Как-то я хотела спросить, почему отец не пришел к нам, даже не позвонил, когда его выпустили из лагеря, но... что тут спрашивать?
...А я - урод. Мое отношение к Димкиным посланиям ненормально. Это мягко сказано. Если бы я была в него хоть влюблена, было бы понятно, но сходить с ума, когда утром в почте ничего нет, злиться на ни в чем не повинную (и незнакомую мне) его... эту?! Ясно: крыша тю-тю... Правы Рут и отец: мне, как у них тут повально принято, нужно обязательно встретиться с их психоаналитиком. Решено - а кому охота становиться тормозом? Мы к нему заедем перед тем, как лететь в Северную Каролину. Улетаем мы из Лос-Анджелеса, остановимся там на день, и тогда Рут, во-первых, отвезет меня к своему парикмахеру, что о-очень important, а во-вторых, мы посетим психврача. Это здесь считается таким же обычным делом, как время от времени показывать дантисту даже здоровые зубы. Мыша посещает своего Фрейда (кстати, его фамилия Фейман), даже если у него просто долго держится дурное настроение или необъяснимая тревога.

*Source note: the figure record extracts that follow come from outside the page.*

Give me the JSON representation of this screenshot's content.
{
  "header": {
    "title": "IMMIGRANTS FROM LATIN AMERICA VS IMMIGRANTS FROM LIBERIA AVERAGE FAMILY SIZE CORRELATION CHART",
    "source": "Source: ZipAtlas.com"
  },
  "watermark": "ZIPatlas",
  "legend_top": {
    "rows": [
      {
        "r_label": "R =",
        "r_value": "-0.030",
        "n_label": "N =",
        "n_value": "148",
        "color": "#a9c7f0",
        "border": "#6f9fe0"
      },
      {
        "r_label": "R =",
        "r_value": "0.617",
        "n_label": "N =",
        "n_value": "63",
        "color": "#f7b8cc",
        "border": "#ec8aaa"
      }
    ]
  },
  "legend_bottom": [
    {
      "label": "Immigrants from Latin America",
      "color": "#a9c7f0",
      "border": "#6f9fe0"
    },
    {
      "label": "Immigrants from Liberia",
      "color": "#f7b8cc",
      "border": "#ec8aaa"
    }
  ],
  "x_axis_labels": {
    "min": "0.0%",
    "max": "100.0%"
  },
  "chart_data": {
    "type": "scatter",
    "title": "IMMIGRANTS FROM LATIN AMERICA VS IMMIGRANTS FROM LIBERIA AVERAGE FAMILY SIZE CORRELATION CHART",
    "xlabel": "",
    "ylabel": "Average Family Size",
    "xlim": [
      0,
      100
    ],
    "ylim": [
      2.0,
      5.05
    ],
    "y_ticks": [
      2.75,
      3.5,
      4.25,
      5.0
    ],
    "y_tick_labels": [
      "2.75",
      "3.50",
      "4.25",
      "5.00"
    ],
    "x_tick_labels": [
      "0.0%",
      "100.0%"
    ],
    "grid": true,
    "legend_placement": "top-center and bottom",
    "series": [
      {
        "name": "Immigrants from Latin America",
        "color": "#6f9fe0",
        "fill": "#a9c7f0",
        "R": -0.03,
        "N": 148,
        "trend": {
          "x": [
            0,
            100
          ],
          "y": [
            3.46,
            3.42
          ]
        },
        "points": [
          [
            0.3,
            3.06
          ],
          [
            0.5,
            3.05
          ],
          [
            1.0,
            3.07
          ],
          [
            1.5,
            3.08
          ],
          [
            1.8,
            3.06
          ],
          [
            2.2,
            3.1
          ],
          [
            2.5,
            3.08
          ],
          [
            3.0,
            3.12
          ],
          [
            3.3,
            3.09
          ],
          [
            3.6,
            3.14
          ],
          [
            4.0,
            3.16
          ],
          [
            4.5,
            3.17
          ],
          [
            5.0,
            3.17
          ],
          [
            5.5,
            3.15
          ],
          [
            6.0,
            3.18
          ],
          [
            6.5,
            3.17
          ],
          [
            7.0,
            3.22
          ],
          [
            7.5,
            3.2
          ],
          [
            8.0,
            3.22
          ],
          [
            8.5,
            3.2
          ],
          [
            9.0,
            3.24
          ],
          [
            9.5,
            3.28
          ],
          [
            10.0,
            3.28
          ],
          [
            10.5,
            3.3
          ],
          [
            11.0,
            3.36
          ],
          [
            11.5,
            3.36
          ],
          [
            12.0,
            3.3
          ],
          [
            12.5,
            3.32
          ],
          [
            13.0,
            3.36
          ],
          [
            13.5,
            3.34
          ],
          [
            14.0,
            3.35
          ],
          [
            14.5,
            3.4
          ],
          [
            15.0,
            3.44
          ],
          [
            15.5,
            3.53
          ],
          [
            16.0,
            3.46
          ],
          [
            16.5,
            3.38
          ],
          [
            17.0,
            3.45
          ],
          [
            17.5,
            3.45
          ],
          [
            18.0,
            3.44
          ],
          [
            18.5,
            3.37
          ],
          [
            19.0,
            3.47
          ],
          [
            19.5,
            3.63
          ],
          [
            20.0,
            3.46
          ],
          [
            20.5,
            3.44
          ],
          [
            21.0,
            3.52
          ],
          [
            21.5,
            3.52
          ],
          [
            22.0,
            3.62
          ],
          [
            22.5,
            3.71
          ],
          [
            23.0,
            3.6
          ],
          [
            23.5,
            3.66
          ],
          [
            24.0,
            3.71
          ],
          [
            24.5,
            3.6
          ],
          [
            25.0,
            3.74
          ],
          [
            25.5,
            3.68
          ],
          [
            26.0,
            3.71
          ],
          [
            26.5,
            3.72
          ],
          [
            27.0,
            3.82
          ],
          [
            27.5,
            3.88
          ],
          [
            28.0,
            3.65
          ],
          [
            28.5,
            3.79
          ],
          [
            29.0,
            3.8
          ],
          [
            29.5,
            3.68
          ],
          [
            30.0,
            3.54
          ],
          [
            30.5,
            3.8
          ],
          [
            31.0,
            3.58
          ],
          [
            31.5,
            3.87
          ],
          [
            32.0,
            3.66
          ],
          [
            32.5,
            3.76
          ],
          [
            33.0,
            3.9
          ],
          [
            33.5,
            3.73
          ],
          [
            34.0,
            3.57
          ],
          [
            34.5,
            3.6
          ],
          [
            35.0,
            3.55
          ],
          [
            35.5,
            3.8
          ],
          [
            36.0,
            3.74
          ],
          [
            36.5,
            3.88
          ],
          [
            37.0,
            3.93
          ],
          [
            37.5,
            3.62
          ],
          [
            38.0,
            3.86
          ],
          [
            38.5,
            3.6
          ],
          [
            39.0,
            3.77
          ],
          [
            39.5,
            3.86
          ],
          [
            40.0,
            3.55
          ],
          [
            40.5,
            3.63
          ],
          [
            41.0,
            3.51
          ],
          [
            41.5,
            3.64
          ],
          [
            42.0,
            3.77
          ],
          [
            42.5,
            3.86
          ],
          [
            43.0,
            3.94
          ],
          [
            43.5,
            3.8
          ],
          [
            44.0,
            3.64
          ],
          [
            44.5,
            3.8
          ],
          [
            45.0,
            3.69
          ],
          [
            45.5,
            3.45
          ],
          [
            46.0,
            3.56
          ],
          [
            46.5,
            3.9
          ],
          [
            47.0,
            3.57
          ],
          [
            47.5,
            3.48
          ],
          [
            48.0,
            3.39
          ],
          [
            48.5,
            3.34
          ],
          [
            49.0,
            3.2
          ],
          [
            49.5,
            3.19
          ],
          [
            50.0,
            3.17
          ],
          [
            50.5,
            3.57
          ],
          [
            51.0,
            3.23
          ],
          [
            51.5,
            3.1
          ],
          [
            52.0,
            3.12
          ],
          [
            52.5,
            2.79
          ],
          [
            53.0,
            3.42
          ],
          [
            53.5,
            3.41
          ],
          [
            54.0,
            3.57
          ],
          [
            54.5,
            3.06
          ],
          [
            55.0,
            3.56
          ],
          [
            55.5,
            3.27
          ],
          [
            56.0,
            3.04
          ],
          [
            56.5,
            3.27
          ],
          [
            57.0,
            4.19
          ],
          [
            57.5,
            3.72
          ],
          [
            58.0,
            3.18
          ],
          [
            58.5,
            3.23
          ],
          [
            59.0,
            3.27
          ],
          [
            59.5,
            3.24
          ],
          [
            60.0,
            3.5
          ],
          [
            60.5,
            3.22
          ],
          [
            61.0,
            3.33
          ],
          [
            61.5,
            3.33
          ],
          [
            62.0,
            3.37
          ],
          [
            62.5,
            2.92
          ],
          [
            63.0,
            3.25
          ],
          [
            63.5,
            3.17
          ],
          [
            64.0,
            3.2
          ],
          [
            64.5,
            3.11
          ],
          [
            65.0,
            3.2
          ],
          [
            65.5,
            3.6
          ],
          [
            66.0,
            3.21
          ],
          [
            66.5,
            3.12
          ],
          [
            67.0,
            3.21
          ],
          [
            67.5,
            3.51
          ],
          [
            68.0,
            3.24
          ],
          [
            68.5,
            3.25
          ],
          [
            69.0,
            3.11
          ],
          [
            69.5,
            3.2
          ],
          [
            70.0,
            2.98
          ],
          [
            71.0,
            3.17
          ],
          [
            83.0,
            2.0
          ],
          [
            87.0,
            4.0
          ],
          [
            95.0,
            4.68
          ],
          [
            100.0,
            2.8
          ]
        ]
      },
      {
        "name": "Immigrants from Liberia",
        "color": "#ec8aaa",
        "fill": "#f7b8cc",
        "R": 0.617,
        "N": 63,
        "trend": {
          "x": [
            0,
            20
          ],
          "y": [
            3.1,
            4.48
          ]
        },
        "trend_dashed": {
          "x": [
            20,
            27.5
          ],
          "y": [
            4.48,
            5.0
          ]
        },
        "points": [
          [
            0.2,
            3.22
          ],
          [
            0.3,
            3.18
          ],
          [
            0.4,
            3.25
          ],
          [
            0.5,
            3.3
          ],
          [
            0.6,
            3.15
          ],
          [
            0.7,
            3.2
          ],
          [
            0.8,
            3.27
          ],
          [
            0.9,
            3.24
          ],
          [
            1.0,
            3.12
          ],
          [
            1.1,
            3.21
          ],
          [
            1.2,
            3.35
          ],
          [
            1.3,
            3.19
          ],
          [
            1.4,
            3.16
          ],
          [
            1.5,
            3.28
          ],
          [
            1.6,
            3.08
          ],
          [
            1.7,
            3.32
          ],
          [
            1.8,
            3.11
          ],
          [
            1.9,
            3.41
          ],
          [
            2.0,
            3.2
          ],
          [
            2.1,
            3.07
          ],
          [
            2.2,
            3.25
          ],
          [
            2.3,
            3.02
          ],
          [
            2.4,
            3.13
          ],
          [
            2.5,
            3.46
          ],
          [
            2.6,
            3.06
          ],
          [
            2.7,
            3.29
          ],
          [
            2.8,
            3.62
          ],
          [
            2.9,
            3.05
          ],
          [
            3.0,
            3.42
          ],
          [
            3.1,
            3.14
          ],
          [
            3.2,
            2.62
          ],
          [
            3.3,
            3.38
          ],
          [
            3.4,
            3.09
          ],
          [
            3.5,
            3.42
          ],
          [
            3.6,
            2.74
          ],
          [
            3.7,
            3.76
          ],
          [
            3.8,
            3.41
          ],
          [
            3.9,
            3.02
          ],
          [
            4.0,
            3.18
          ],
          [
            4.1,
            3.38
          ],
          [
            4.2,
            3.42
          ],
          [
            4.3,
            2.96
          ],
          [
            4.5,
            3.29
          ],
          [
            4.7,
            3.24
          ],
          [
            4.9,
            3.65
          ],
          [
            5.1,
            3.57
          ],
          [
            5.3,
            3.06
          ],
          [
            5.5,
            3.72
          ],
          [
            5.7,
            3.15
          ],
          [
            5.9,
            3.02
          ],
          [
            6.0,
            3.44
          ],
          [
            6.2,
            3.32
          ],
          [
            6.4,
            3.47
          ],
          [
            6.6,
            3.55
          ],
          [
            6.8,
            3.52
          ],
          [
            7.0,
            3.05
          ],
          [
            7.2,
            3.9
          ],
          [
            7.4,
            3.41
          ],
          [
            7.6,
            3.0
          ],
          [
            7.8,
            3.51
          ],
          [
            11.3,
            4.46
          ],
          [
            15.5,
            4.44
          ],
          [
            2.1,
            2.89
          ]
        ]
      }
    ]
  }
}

Ха и еще раз - ха. У нас на родине плохое настроение, даже если оно вполне сносное, должно быть у всех - считается хорошим тоном сказать, что - ужасное, хуже некуда, где бутылка? Мода такая..."
* * *
В воскресенье вечером Владимир с матерью приехали с дачи. Электричкой. Он тащил сумки, - по дороге заходили в магазины. Дома, едва переступив порог, мать оголтело взялась за веник, потом готовила Владимиру обед на неделю - как же, ребенок живет один!